Existing evidence provides some insight into the anti-inflammatory effects, neuromodulation, and cellular effects of LLLT; however, the data remain sparse overall. Only a limited number of studies have assessed the effects of LLLT on specific acupoints. More robust studies are needed to examine the effects of LLLT on additional acupoints and to determine how these effects may be translated into clinical outcomes. Differences in laser characteristics—such as wavelength, power output, and energy dose—affect the level of light scattering and penetration through skin tissue. In addition, light penetration is difficult to standardize because of the complex optical properties of skin and heterogeneity in skin characteristics and treatment locations among individuals. The skepticism surrounding LA is compounded by the absence of guidelines for laser parameters and energy dosages. Studies remain difficult to replicate, and published results are inconsistent. However, systematic reviews of RCTs examining the clinical effectiveness of LA show promise in supporting it as an effective treatment for reducing myofascial pain and for managing musculoskeletal pain, and support LA's use for addressing postoperative nausea and vomiting.
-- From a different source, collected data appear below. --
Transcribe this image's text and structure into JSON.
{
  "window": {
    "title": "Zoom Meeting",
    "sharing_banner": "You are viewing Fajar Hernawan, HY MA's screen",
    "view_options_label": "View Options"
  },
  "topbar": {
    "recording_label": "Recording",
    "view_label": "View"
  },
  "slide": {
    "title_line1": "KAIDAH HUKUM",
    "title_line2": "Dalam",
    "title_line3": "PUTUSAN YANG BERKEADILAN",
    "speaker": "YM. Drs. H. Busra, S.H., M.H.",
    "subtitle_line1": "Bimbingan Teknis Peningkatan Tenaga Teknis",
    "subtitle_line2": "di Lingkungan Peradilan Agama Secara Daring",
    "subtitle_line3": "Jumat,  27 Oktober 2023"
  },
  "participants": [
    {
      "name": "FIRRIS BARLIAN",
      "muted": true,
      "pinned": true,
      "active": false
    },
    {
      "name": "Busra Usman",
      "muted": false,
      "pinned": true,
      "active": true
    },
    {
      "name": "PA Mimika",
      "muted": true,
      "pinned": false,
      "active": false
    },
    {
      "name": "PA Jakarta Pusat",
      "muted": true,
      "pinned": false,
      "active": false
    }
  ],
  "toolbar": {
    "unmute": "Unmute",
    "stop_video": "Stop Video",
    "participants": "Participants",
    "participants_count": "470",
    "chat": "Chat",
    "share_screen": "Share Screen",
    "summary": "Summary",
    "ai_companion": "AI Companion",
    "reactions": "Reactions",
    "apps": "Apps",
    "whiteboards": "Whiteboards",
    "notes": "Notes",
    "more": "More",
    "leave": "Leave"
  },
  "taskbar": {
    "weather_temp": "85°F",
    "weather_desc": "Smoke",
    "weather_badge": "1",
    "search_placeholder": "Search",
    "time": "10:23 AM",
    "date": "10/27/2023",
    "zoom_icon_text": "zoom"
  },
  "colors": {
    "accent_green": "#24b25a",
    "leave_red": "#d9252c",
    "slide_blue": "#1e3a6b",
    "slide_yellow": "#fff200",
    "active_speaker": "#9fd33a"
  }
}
LA has many features that make it an attractive treatment option, compared with classic acupuncture, for certain patient populations. LA may be preferred by pediatric and geriatric patients and by patients with needle phobias because it does not penetrate the skin, and LA is associated with minimal sensation and minimal risk of infection, trauma, and bleeding complications. These features may make LA more feasible in patients with serious comorbid conditions, hospitalized patients, and other patients with increased risks of complications such as bleeding and infection. In addition, the duration of treatment is generally shorter, and more acupoints can be used during finite treatment times.
Conclusions
Despite the growing understanding of the physiologic effects of LLLT and its interactions with animal and human tissue, the mechanism of action of LA is still not understood clearly. Conclusions drawn from systematic reviews of the existing published trials are often weakened by inconsistencies in methodology and laser parameters used and by the small sample sizes, highlighting the critical need to conduct additional studies with high-quality methodologies, greater sample sizes, and laser parameters that are consistent and reproducible. These changes will increase understanding of LA and can be used to establish clear recommendations for its clinical applications.
Author Disclosure Statement
No competing financial interests exist.
The Mayo Clinic does not endorse specific products or services included in this article.